Troubleshooting Common PAW and PIM Problems
The admin cannot activate the role
Check whether the admin account has an eligible assignment for the role. Then review role settings for approval requirements, activation maximum duration, MFA requirements, and assignment start/end dates.
The PAW is blocked by Conditional Access
Confirm the PAW is enrolled, compliant, and included in the right device group or device filter. Then review the sign-in log to see which Conditional Access control failed.
The normal workstation is not blocked
Check whether the policy targets the right users, roles, and cloud apps.

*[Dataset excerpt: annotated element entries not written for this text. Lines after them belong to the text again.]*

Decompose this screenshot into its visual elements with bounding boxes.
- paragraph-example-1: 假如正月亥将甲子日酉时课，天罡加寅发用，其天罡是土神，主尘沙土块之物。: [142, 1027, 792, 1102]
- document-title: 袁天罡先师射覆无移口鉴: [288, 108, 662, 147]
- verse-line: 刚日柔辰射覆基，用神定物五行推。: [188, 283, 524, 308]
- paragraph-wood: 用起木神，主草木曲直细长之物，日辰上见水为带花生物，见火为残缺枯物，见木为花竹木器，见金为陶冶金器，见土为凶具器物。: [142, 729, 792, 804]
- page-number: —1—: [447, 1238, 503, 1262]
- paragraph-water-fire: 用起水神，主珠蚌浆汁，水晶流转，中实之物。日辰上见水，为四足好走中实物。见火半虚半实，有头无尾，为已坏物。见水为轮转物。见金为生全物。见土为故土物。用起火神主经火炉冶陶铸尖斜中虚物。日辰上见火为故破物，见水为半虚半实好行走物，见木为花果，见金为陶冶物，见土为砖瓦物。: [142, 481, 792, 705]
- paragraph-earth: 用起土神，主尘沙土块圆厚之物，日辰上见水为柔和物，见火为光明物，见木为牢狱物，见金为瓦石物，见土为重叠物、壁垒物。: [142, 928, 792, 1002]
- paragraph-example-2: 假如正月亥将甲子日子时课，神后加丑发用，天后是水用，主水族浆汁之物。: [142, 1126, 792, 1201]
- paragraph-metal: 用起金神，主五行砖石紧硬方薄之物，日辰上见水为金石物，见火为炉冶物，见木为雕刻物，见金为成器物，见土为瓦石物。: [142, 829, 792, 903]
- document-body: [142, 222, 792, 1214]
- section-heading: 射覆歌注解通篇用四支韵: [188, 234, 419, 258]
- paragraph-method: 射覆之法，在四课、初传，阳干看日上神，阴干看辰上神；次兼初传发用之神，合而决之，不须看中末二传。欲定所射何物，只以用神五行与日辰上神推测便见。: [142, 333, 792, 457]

Also verify that the policy is turned on and not still in report-only mode.
Admins keep using privileged accounts for normal work
This is a process failure, not a PIM failure. Remove productivity apps from PAWs, train the workflow, and review sign-in logs for privileged accounts accessing non-admin apps.
Wrapping Up
PIM and PAWs solve different parts of the privileged access problem. PIM gives you just-in-time role activation, approval, MFA, justification, access reviews, and audit history. PAWs reduce the risk that privileged sessions and Microsoft Entra token artifacts such as the Primary Refresh Token are exposed on compromised everyday devices.
Bring them together with Conditional Access and Intune compliance. Once the policy is enforced, your privileged workflow becomes much stronger: admins activate roles only when needed, only from hardened workstations, and only for a limited time.
Start with a pilot, prove both the allowed and blocked paths, and then expand role by role. That approach gives you better protection without surprising your administrators or locking out your tenant.